La Traque de Serge Leroy
(1975)
Des films oubliés et qui le méritent, il y en a des milliers. La Traque ne fait pas partie de ceux-là. Drôle de destin pour ce film sorti en 1975, soit la même année que Le vieux fusil, trois mois d’écart ce dernier. Pendant que le film d'Enrico allait faire deux millions d'entrées et remporter le César du meilleur film pour en faire le classique que l'on connaît, celui de Serge Leroy, avec un postulat similaire (une chasse à l'homme meurtrière) va connaître une histoire moins glorieuse : passage anecdotique en salles, aucune nomination aux Césars, puis aucun réel suivi du film en vidéo jusqu'à très récemment. Bref, c'est un vrai film oublié, avec pourtant un casting pas dégueu (Marielle, Lonsdale, Constantin, Bideau, Mimsy Farmer, bref c'est pas de la distribution de seconde zone non plus), et un pitch carrément tentant pour du cinéma français, puisqu'il est question de suivre une partie de chasse qui dégénère, et qui se finira en traque pour mettre fin aux jours d'une femme qui ne cherche qu'à s'échapper de ce cauchemar. Le début du métrage a de quoi intriguer : dès qu'on ne suit plus Mimsy Farmer, on est limite dans une approche documentaire des parties de chasse entre campagnards. Comportement, langage, le repas avant la chasse, les tactiques pour tuer le sanglier, tout sonne vrai, et du coup le dérapage inattendu n'en est que plus prenant : il y a une volonté de réalisme, même dans la mise en scène, qui rend le tout incroyablement immersif, on a vraiment l'impression d'être dans cette campagne française peu accueillante (et je dis ça l'ayant vu avec les moyens du bord, je n'ose pas imaginer ce que ça donnera avec le futur blu-ray prévu cette année).
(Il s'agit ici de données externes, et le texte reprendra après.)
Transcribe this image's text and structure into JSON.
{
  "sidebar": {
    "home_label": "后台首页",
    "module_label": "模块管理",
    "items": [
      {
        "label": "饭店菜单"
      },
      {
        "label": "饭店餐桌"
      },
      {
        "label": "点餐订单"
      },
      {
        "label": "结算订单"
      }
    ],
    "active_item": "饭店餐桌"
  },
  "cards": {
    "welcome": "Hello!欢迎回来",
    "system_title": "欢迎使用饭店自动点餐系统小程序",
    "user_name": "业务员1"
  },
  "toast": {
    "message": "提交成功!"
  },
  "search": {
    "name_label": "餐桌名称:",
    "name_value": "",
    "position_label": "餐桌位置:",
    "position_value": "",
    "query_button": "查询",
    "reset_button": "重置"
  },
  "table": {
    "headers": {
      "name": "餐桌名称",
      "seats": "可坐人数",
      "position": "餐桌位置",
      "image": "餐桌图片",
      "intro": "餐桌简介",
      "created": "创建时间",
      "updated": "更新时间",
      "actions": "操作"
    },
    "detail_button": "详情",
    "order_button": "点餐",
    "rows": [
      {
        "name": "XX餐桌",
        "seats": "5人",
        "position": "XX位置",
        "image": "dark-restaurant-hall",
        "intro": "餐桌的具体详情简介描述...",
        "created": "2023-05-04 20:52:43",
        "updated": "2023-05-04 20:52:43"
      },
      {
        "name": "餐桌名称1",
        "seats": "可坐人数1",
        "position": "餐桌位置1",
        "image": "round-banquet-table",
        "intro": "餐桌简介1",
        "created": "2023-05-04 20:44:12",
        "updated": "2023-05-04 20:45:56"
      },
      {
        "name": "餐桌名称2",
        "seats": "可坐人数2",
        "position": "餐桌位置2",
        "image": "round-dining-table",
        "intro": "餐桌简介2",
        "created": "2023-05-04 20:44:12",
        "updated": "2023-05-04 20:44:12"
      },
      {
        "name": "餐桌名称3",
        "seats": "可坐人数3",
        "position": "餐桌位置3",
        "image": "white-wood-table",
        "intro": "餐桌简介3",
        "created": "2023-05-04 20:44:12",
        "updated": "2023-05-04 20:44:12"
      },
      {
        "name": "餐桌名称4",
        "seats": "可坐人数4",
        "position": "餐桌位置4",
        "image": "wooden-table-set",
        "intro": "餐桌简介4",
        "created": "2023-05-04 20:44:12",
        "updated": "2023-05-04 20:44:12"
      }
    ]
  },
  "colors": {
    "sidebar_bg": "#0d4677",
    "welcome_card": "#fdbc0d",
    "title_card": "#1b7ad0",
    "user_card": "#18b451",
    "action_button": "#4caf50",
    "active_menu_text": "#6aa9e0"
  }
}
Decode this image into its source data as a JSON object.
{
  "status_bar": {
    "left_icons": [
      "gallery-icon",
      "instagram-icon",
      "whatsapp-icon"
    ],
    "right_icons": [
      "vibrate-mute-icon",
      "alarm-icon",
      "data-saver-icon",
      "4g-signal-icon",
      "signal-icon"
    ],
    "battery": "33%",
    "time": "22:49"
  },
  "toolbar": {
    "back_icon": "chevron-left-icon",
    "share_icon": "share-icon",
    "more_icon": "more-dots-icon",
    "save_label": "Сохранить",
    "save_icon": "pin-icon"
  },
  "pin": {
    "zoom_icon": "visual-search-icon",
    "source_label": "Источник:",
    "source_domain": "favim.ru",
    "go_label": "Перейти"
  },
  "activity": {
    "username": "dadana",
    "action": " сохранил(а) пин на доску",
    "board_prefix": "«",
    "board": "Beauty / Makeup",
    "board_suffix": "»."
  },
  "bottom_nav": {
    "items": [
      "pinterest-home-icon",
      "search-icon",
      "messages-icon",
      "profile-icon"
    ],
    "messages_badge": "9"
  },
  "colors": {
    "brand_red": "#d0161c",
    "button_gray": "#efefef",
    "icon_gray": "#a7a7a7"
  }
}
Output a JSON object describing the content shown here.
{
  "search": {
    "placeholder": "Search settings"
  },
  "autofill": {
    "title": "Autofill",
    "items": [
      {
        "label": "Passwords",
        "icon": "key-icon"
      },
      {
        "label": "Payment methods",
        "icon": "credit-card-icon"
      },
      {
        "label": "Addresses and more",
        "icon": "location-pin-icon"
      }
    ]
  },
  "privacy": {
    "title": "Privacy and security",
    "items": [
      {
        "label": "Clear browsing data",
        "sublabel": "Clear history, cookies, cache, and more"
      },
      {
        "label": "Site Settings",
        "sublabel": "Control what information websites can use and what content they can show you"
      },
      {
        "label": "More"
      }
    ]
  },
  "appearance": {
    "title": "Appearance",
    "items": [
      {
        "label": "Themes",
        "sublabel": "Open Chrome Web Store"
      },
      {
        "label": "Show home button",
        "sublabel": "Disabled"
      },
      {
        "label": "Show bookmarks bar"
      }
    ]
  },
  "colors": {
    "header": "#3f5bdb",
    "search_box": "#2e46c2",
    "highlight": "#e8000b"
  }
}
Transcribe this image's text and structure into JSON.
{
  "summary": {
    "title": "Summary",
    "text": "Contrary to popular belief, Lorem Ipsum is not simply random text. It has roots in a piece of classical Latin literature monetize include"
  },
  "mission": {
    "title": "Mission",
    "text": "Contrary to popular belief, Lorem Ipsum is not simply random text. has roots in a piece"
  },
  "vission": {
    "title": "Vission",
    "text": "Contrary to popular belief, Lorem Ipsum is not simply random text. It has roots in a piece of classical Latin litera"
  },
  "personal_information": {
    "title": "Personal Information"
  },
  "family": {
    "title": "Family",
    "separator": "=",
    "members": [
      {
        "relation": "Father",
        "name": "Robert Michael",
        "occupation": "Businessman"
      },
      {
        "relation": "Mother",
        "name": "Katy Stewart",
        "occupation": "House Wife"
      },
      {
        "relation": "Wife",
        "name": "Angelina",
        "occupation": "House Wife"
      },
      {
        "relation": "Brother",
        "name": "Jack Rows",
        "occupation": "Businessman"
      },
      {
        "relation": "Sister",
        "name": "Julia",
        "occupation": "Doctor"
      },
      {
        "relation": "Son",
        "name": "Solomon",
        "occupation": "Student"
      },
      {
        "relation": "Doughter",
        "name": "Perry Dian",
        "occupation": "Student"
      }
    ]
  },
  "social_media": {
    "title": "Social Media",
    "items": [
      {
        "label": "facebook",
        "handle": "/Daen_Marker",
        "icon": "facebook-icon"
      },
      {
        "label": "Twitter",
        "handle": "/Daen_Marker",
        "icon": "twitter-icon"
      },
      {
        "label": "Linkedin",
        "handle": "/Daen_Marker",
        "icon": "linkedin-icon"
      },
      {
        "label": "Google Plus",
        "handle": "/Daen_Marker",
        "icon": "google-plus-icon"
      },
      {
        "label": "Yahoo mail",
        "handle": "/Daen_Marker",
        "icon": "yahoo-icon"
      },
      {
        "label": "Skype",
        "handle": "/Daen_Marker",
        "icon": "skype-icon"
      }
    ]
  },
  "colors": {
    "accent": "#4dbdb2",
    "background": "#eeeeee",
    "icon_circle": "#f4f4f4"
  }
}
Et puis le film a l'intelligence de ne pas aller à fond dans le film de genre. On est pas vraiment dans le rape and revenge, on est pas non plus devant une course-poursuite tendue du slip de bout en bout, c'est plus une rencontre entre deux mondes qui n'aurait jamais dû se faire, que les deux parties regrettent amèrement, mais qui foncent tout de même vers une issue peu reluisante. Bref, pas de retournement de situation à la Revenge (pour prendre un équivalent contemporain tout naze de traque de femme par des hommes) avec une femme qui deviendrait Rambo d'un coup, pas d'écriture simpliste avec des hommes très méchants qui méritent de crever. Chez Serge Leroy, on humanise tout le monde, même les enfoirés, on crée de la nuance chez les traqueurs (j'adore le fait qu'il y ait une zizanie chez eux, rendant l'évolution de leurs relations captivante), le rapport de force reste réaliste, et surtout on en vient à plaindre tout le monde sur les dernières minutes : qu'importe les actes, bons ou mauvais, personne ne souhaitait en arriver là. Bref, là où Leroy aurait pu tomber dans le piège du spectacle facile, on sent la retenue pour arriver à quelque chose de simple, mais pas simpliste. Une super chasse à l'homme made in campagne française qui mérite de sortir de l'oubli.